Up to what extent can you measure the value or depth of friendship by people around you? How would you be able to properly determine the purpose of friendship? Are you dispensable? In times of needs, who would be around to stand with you? Are you being used or abused?
Questions, questions and more questions. Most of us meet new people everyday, especially for us who are active in social gatherings and activities both in the professional or personal aspect. Business or pleasure, there will always be people around to test the waters and in most cases classify as to what level of acquaintance you are to them. There are of course people like me, the gullible ones who give their all out trust. Cheerful and who can easily fit into a crowd, that certain circle of friends will not be around for long. Maybe one or two, but ever since my high school days, I have only chosen to keep a few. It is no secret that most of the people I knew then until now are only around in times of need. If they have use for you, expect them to be around, but after that, expect them to disappear. This scenario can be likened to something like to a child, if they ask you to come out and play, you play, but when it is your turn, one of among the millions of excuses will be heard. The verdict? Plain and simple, these people always want to be on the advantage. For them, there is no room for failure. Misunderstanding or misinterpretation? I don’t think so. This can go on as far as your partner in life, regardless if you are married or not. Think of it, why would someone stay with you if you only give them burdens like fights, quarrels etc.
This may sound like sour grapes from a complete stranger, but hey have you ever stopped and thought bout it? Surely you don’t think that all people are angels who have clear consciences. Whether they admit it or not is pointless. As in standard practice, they will always deny it, something that most people are good at. It may even come to a point where they would reverse the fortunes and make you look the bad guy. In my opinion, who cares?
I only have a couple of best friends. People who are always there in times of need. They don’t care on who you are, what you look like, or what your past is. Sad to say, I have made mistakes. First impressions, making you think you were special. But once you are a has been, they leave you out in the cold.

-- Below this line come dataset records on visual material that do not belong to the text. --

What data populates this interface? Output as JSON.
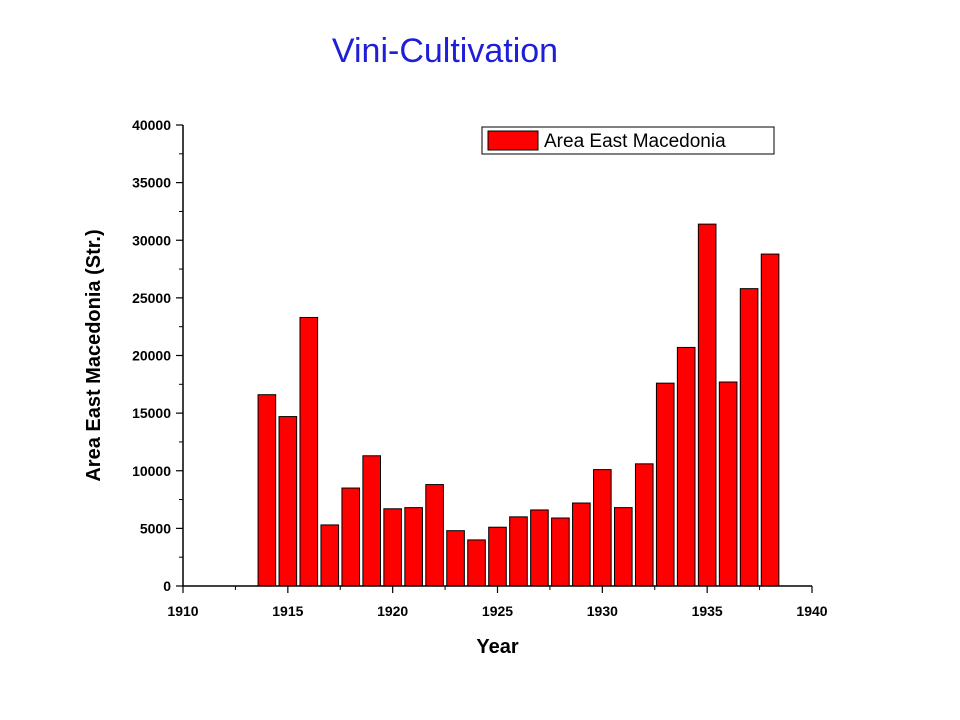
{
  "page": {
    "title": "Vini-Cultivation"
  },
  "chart_data": {
    "type": "bar",
    "title": "Vini-Cultivation",
    "xlabel": "Year",
    "ylabel": "Area East Macedonia (Str.)",
    "xlim": [
      1910,
      1940
    ],
    "ylim": [
      0,
      40000
    ],
    "xticks": [
      1910,
      1915,
      1920,
      1925,
      1930,
      1935,
      1940
    ],
    "yticks": [
      0,
      5000,
      10000,
      15000,
      20000,
      25000,
      30000,
      35000,
      40000
    ],
    "legend": {
      "position": "top-right",
      "entries": [
        "Area East Macedonia"
      ]
    },
    "bar_color": "#ff0000",
    "grid": false,
    "series": [
      {
        "name": "Area East Macedonia",
        "x": [
          1914,
          1915,
          1916,
          1917,
          1918,
          1919,
          1920,
          1921,
          1922,
          1923,
          1924,
          1925,
          1926,
          1927,
          1928,
          1929,
          1930,
          1931,
          1932,
          1933,
          1934,
          1935,
          1936,
          1937,
          1938
        ],
        "values": [
          16600,
          14700,
          23300,
          5300,
          8500,
          11300,
          6700,
          6800,
          8800,
          4800,
          4000,
          5100,
          6000,
          6600,
          5900,
          7200,
          10100,
          6800,
          10600,
          17600,
          20700,
          31400,
          17700,
          25800,
          28800
        ]
      }
    ]
  }
}
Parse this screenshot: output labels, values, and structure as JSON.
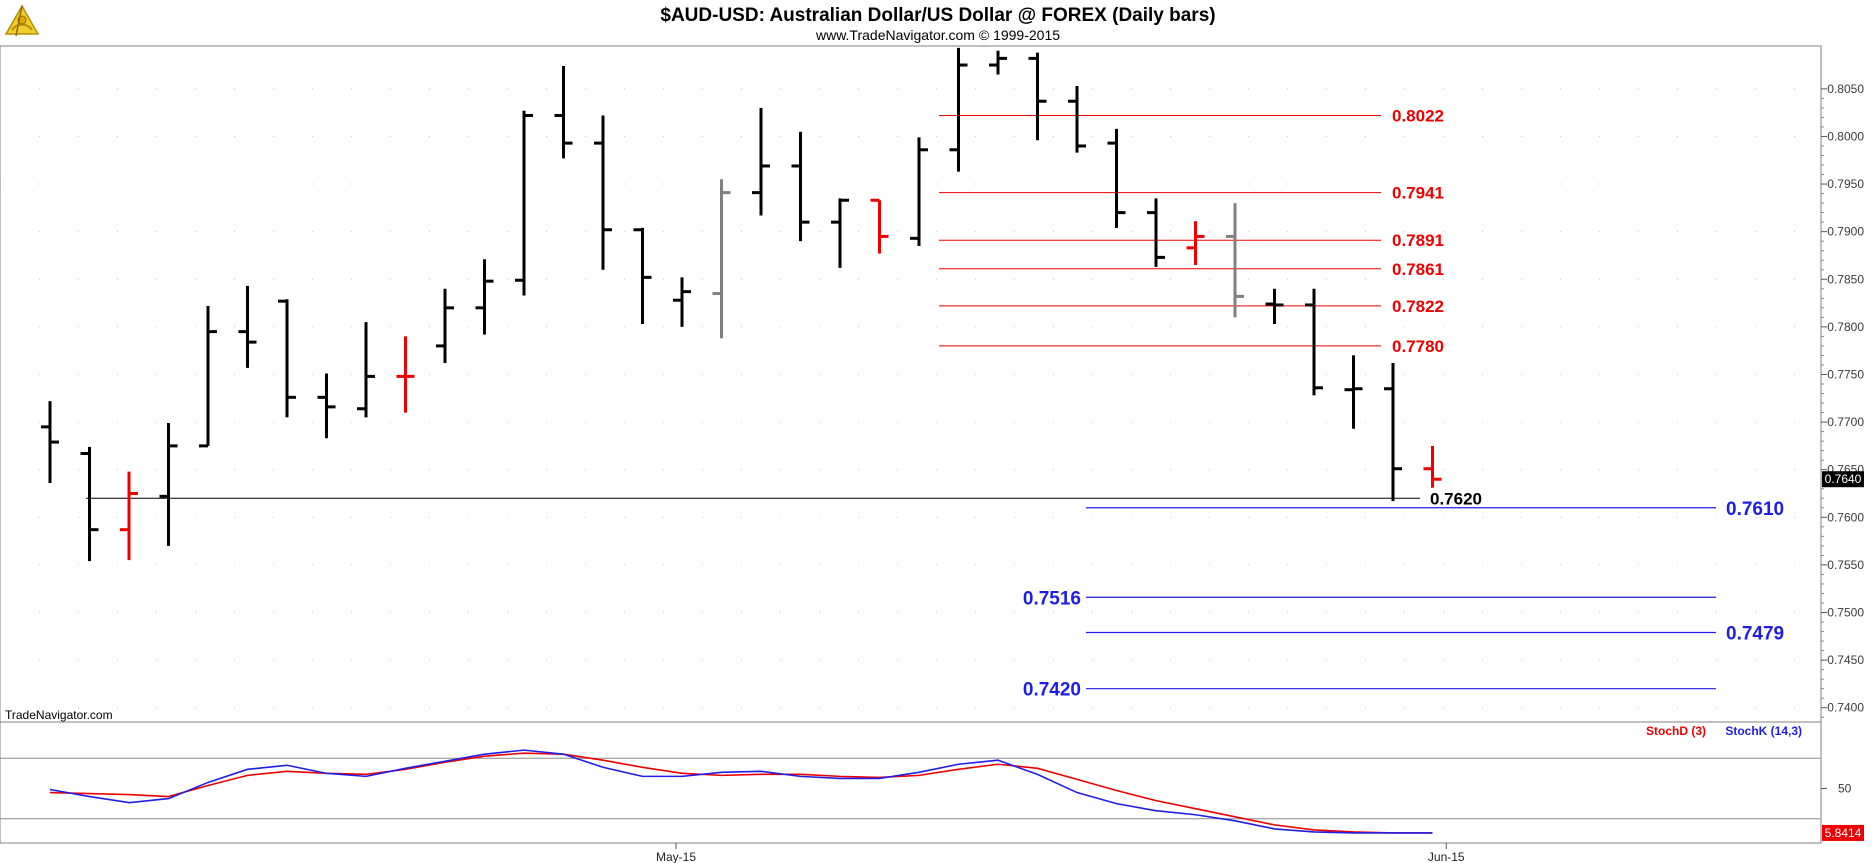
{
  "header": {
    "title": "$AUD-USD:  Australian Dollar/US Dollar @ FOREX  (Daily bars)",
    "subtitle": "www.TradeNavigator.com © 1999-2015",
    "logo_icon": "sextant-logo-icon"
  },
  "watermark": "TradeNavigator.com",
  "colors": {
    "up_bar": "#000000",
    "down_bar": "#ee0000",
    "neutral_bar": "#808080",
    "resistance": "#ee0000",
    "support": "#1e1ee6",
    "stochD": "#ee0000",
    "stochK": "#1e1ee6",
    "last_price_bg": "#000000",
    "stoch_value_bg": "#ee0000"
  },
  "chart_data": [
    {
      "type": "ohlc",
      "ylim": [
        0.7385,
        0.8095
      ],
      "yticks": [
        "0.8050",
        "0.8000",
        "0.7950",
        "0.7900",
        "0.7850",
        "0.7800",
        "0.7750",
        "0.7700",
        "0.7650",
        "0.7600",
        "0.7550",
        "0.7500",
        "0.7450",
        "0.7400"
      ],
      "ytick_values": [
        0.805,
        0.8,
        0.795,
        0.79,
        0.785,
        0.78,
        0.775,
        0.77,
        0.765,
        0.76,
        0.755,
        0.75,
        0.745,
        0.74
      ],
      "xticks": [
        {
          "label": "May-15",
          "bar": 16
        },
        {
          "label": "Jun-15",
          "bar": 35.5
        }
      ],
      "last_price_label": "0.7640",
      "last_price": 0.764,
      "bars": [
        {
          "o": 0.7695,
          "h": 0.7722,
          "l": 0.7636,
          "c": 0.7679,
          "color": "black"
        },
        {
          "o": 0.7667,
          "h": 0.7674,
          "l": 0.7554,
          "c": 0.7587,
          "color": "black"
        },
        {
          "o": 0.7587,
          "h": 0.7648,
          "l": 0.7555,
          "c": 0.7625,
          "color": "red"
        },
        {
          "o": 0.7622,
          "h": 0.7699,
          "l": 0.757,
          "c": 0.7675,
          "color": "black"
        },
        {
          "o": 0.7675,
          "h": 0.7822,
          "l": 0.7675,
          "c": 0.7795,
          "color": "black"
        },
        {
          "o": 0.7795,
          "h": 0.7843,
          "l": 0.7757,
          "c": 0.7784,
          "color": "black"
        },
        {
          "o": 0.7827,
          "h": 0.7829,
          "l": 0.7705,
          "c": 0.7726,
          "color": "black"
        },
        {
          "o": 0.7726,
          "h": 0.7751,
          "l": 0.7683,
          "c": 0.7716,
          "color": "black"
        },
        {
          "o": 0.7714,
          "h": 0.7805,
          "l": 0.7705,
          "c": 0.7748,
          "color": "black"
        },
        {
          "o": 0.7748,
          "h": 0.779,
          "l": 0.771,
          "c": 0.7748,
          "color": "red"
        },
        {
          "o": 0.778,
          "h": 0.784,
          "l": 0.7762,
          "c": 0.782,
          "color": "black"
        },
        {
          "o": 0.782,
          "h": 0.7871,
          "l": 0.7792,
          "c": 0.7848,
          "color": "black"
        },
        {
          "o": 0.7849,
          "h": 0.8027,
          "l": 0.7833,
          "c": 0.8022,
          "color": "black"
        },
        {
          "o": 0.8022,
          "h": 0.8074,
          "l": 0.7977,
          "c": 0.7993,
          "color": "black"
        },
        {
          "o": 0.7993,
          "h": 0.8022,
          "l": 0.786,
          "c": 0.7902,
          "color": "black"
        },
        {
          "o": 0.7902,
          "h": 0.7904,
          "l": 0.7803,
          "c": 0.7852,
          "color": "black"
        },
        {
          "o": 0.7828,
          "h": 0.7852,
          "l": 0.78,
          "c": 0.7837,
          "color": "black"
        },
        {
          "o": 0.7835,
          "h": 0.7955,
          "l": 0.7788,
          "c": 0.7941,
          "color": "gray"
        },
        {
          "o": 0.7941,
          "h": 0.803,
          "l": 0.7917,
          "c": 0.7969,
          "color": "black"
        },
        {
          "o": 0.7969,
          "h": 0.8005,
          "l": 0.789,
          "c": 0.791,
          "color": "black"
        },
        {
          "o": 0.791,
          "h": 0.7935,
          "l": 0.7862,
          "c": 0.7933,
          "color": "black"
        },
        {
          "o": 0.7933,
          "h": 0.7933,
          "l": 0.7877,
          "c": 0.7895,
          "color": "red"
        },
        {
          "o": 0.7893,
          "h": 0.7999,
          "l": 0.7885,
          "c": 0.7986,
          "color": "black"
        },
        {
          "o": 0.7986,
          "h": 0.8093,
          "l": 0.7963,
          "c": 0.8075,
          "color": "black"
        },
        {
          "o": 0.8075,
          "h": 0.809,
          "l": 0.8065,
          "c": 0.8082,
          "color": "black"
        },
        {
          "o": 0.8082,
          "h": 0.8088,
          "l": 0.7996,
          "c": 0.8037,
          "color": "black"
        },
        {
          "o": 0.8037,
          "h": 0.8053,
          "l": 0.7983,
          "c": 0.799,
          "color": "black"
        },
        {
          "o": 0.7993,
          "h": 0.8008,
          "l": 0.7904,
          "c": 0.792,
          "color": "black"
        },
        {
          "o": 0.792,
          "h": 0.7935,
          "l": 0.7863,
          "c": 0.7873,
          "color": "black"
        },
        {
          "o": 0.7883,
          "h": 0.7911,
          "l": 0.7865,
          "c": 0.7895,
          "color": "red"
        },
        {
          "o": 0.7895,
          "h": 0.793,
          "l": 0.781,
          "c": 0.7832,
          "color": "gray"
        },
        {
          "o": 0.7824,
          "h": 0.784,
          "l": 0.7803,
          "c": 0.7823,
          "color": "black"
        },
        {
          "o": 0.7823,
          "h": 0.784,
          "l": 0.7728,
          "c": 0.7736,
          "color": "black"
        },
        {
          "o": 0.7734,
          "h": 0.777,
          "l": 0.7693,
          "c": 0.7735,
          "color": "black"
        },
        {
          "o": 0.7735,
          "h": 0.7762,
          "l": 0.7617,
          "c": 0.7651,
          "color": "black"
        },
        {
          "o": 0.7651,
          "h": 0.7675,
          "l": 0.7631,
          "c": 0.764,
          "color": "red"
        }
      ],
      "resistance_levels": [
        {
          "label": "0.8022",
          "value": 0.8022
        },
        {
          "label": "0.7941",
          "value": 0.7941
        },
        {
          "label": "0.7891",
          "value": 0.7891
        },
        {
          "label": "0.7861",
          "value": 0.7861
        },
        {
          "label": "0.7822",
          "value": 0.7822
        },
        {
          "label": "0.7780",
          "value": 0.778
        }
      ],
      "black_level": {
        "label": "0.7620",
        "value": 0.762
      },
      "support_levels": [
        {
          "label": "0.7610",
          "value": 0.761,
          "label_side": "right"
        },
        {
          "label": "0.7516",
          "value": 0.7516,
          "label_side": "left"
        },
        {
          "label": "0.7479",
          "value": 0.7479,
          "label_side": "right"
        },
        {
          "label": "0.7420",
          "value": 0.742,
          "label_side": "left"
        }
      ]
    },
    {
      "type": "line",
      "ylim": [
        0,
        100
      ],
      "yticks": [
        "50"
      ],
      "upper_band": 80,
      "lower_band": 20,
      "legend": [
        "StochD (3)",
        "StochK (14,3)"
      ],
      "last_value_label": "5.8414",
      "series": [
        {
          "name": "StochD (3)",
          "values": [
            46,
            45,
            44,
            42,
            53,
            63,
            67,
            65,
            64,
            69,
            76,
            82,
            85,
            84,
            78,
            71,
            65,
            63,
            64,
            64,
            62,
            61,
            63,
            69,
            74,
            70,
            59,
            48,
            38,
            30,
            22,
            14,
            9,
            7,
            6,
            6
          ]
        },
        {
          "name": "StochK (14,3)",
          "values": [
            49,
            42,
            36,
            40,
            56,
            69,
            73,
            65,
            62,
            70,
            77,
            84,
            88,
            84,
            71,
            62,
            62,
            66,
            67,
            62,
            60,
            60,
            66,
            74,
            78,
            64,
            46,
            35,
            28,
            24,
            18,
            10,
            7,
            6,
            6,
            6
          ]
        }
      ]
    }
  ]
}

My resolution? Well, for me, move on and start staying away. Real friends will be there no matter what. Some things are best left unfinished. I think it’s high time to stop making myself believe that these people are special to me and vice versa. Life is so short and I have all the riches a man, father, colleague and son could have. For my FORMER friends whom I had high regards, it was nice knowing you. Sometimes, users and pretenders will have their day in court. Just don’t expect me to be as forgiving and understanding when that time comes.